Members continued to address the proposal by India and South Africa (IP/C/W/669) requesting a waiver from certain provisions of the TRIPS Agreement for the prevention, containment and treatment of COVID-19, which had been circulated on 2 October 2020. It has since been co-sponsored by Kenya, Eswatini, Mozambique, Pakistan, Bolivia, Venezuela, Mongolia, Zimbabwe, Egypt, the African Group and the Least Developed Countries Group.
The waiver would cover obligations in four sections of the TRIPS Agreement — Section 1 on copyright and related rights, Section 4 on industrial designs, Section 5 on patents and Section 7 on the protection of undisclosed information. It would last for a specific number of years, to be agreed by the General Council, and until widespread vaccination is in place globally and the majority of the world's population is immune. Members would review the waiver annually until termination.
Following up on previous TRIPS Council meetings, delegations exchanged views, asked questions, sought clarifications and provided replies, clarifications and information, including through documents IP/C/W/670, IP/C/W/671, IP/C/W/672, IP/C/W/673 and IP/C/W/674, on the waiver request. However, they could not reach consensus, including on whether it is appropriate to move to text-based negotiations. Members indicated a need for further discussions on the waiver request and views exchanged by delegations as these could provide valuable elements for future discussions and may assist governments to prepare for future pandemics.

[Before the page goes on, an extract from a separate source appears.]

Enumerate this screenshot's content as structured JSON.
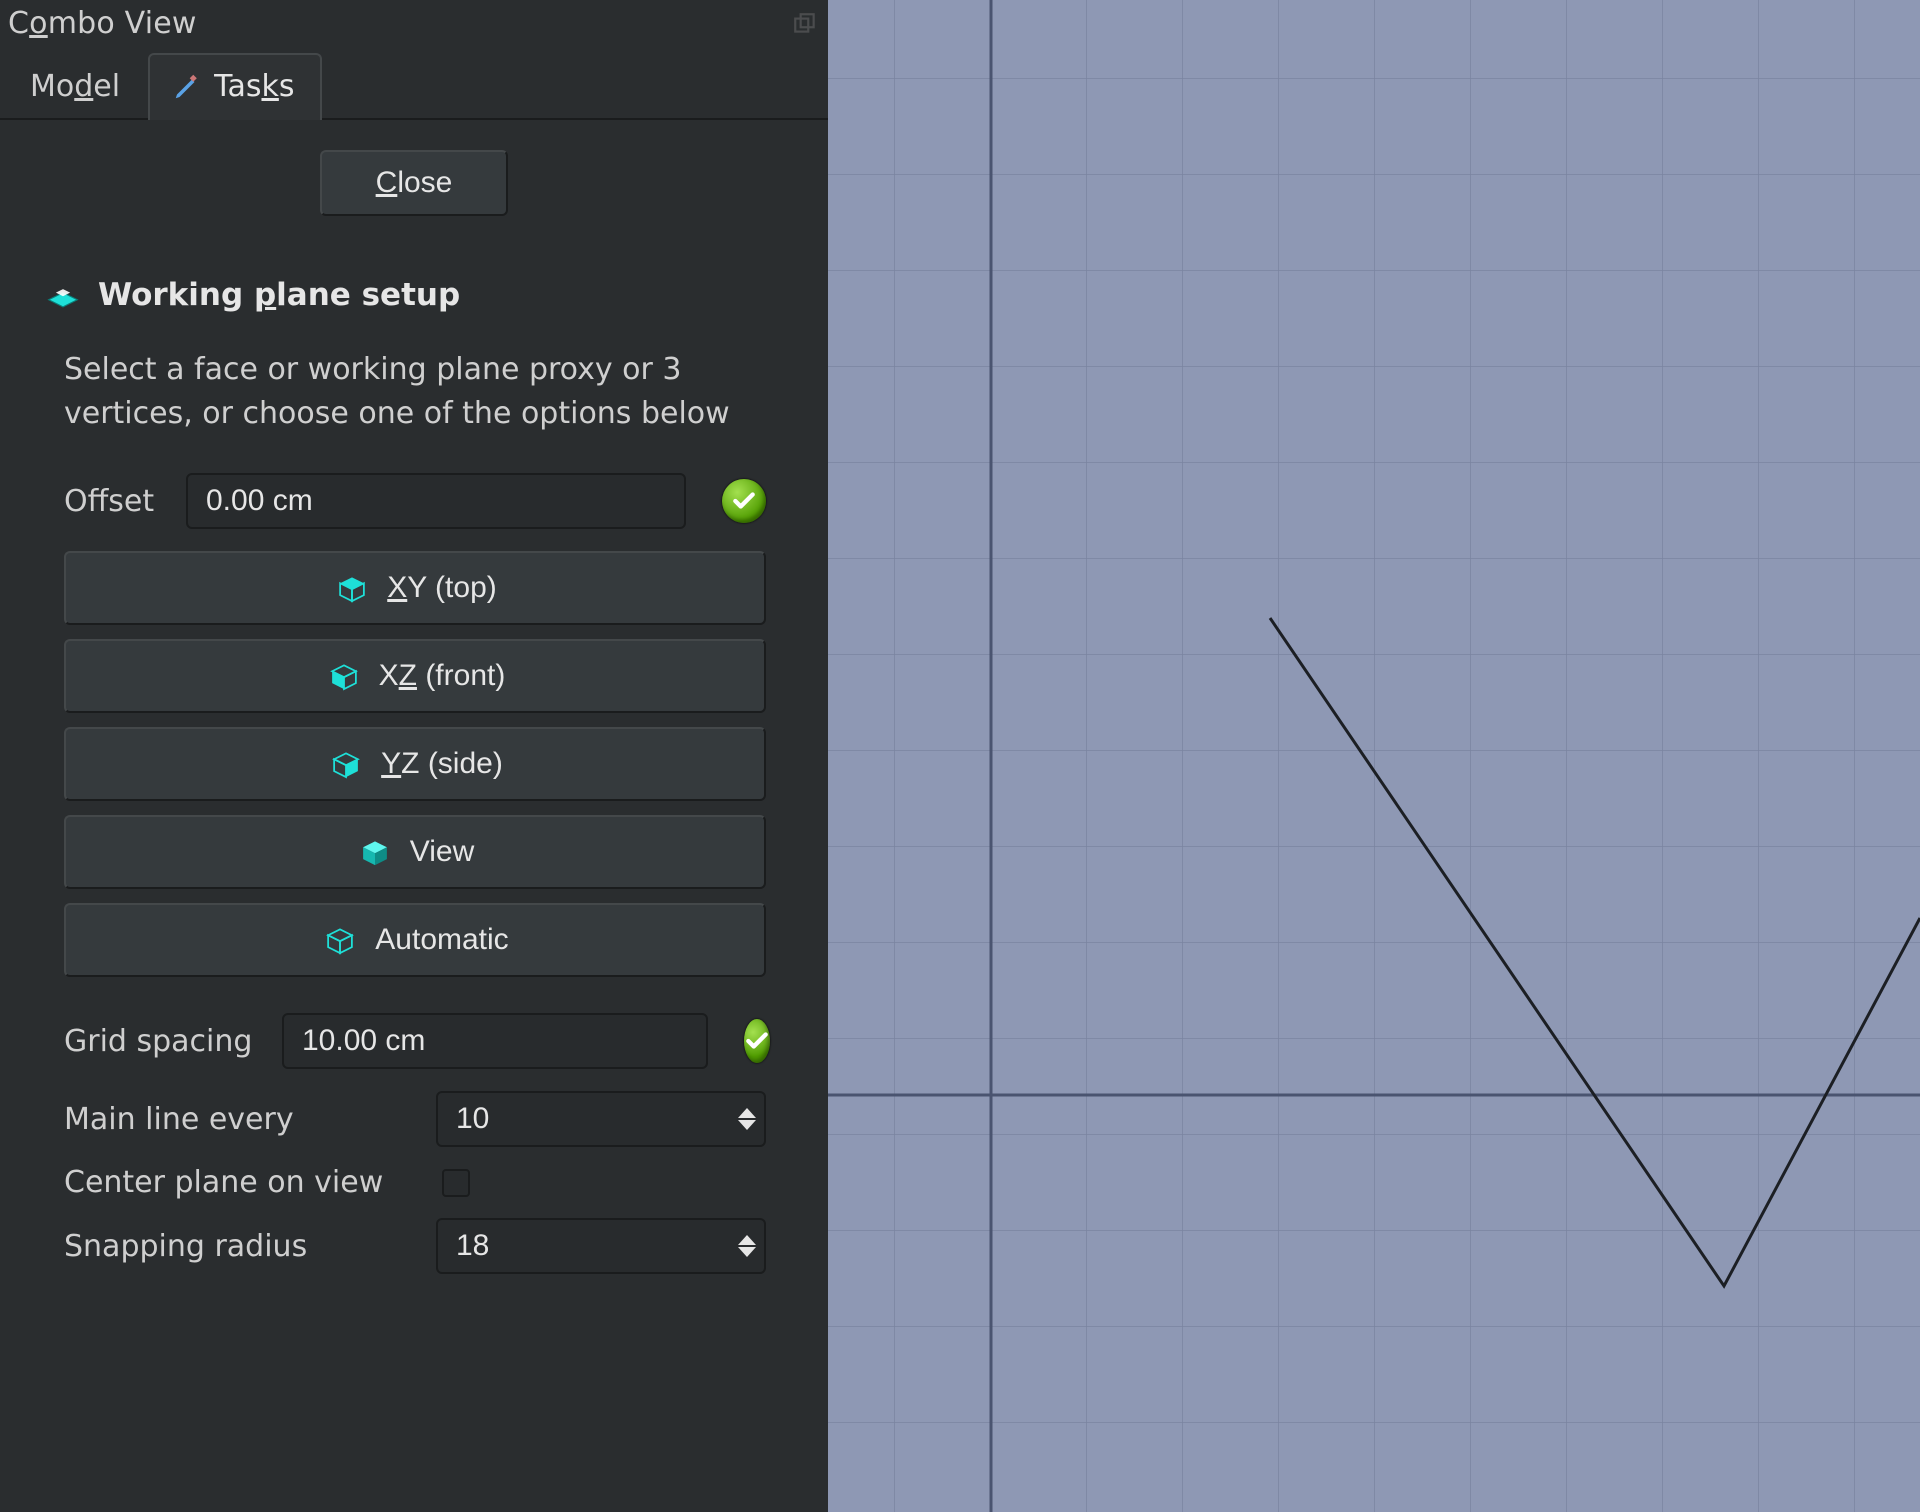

In this context and given the lack of consensus on the waiver request, members agreed to adopt an oral status report to be presented to the General Council at its next meeting on 1-2 March. The report indicates that the TRIPS Council has not yet completed its consideration of the waiver request and therefore will continue discussions and report back to the General Council.
The chair, Ambassador Xolelwa Mlumbi-Peter of South Africa, stressed that the single most important priority of the global community is to stop the COVID-19 pandemic, halt its rapid transmission, reduce the risks of variants and reverse the trend of consequential global distress. “We know that this goal is only achievable when everyone, everywhere can access the health technologies they need for COVID-19 detection, prevention, treatment and response. This is a goal that members of the WTO have consistently repeated in their statements. Now more than ever, international cooperation and solidarity are vital to restore global health security, now and in future,” she said.
Ambassador Mlumbi-Peter noted the statement issued by the four WTO Directors-General on 1 February calling for heightened international cooperation, including ensuring the global availability of vaccines. She encouraged members to engage in a candid and good-faith discussion on what is required to scale up global production in these unprecedented times of a public health crisis. She also urged the WTO membership to demonstrate its commitment to the overarching goals of universal and equitable access to COVID-19 medical products not only in words but through action.
The IP waiver request by South Africa and India will be on the agenda of the next formal TRIPS Council meeting scheduled for 10-11 March 2021. After that, the next regular meeting of the Council is scheduled for 8-9 June 2021. The chair invited delegations to consider how to organize the Council's consideration of this issue going forward so that appropriate arrangements can be made.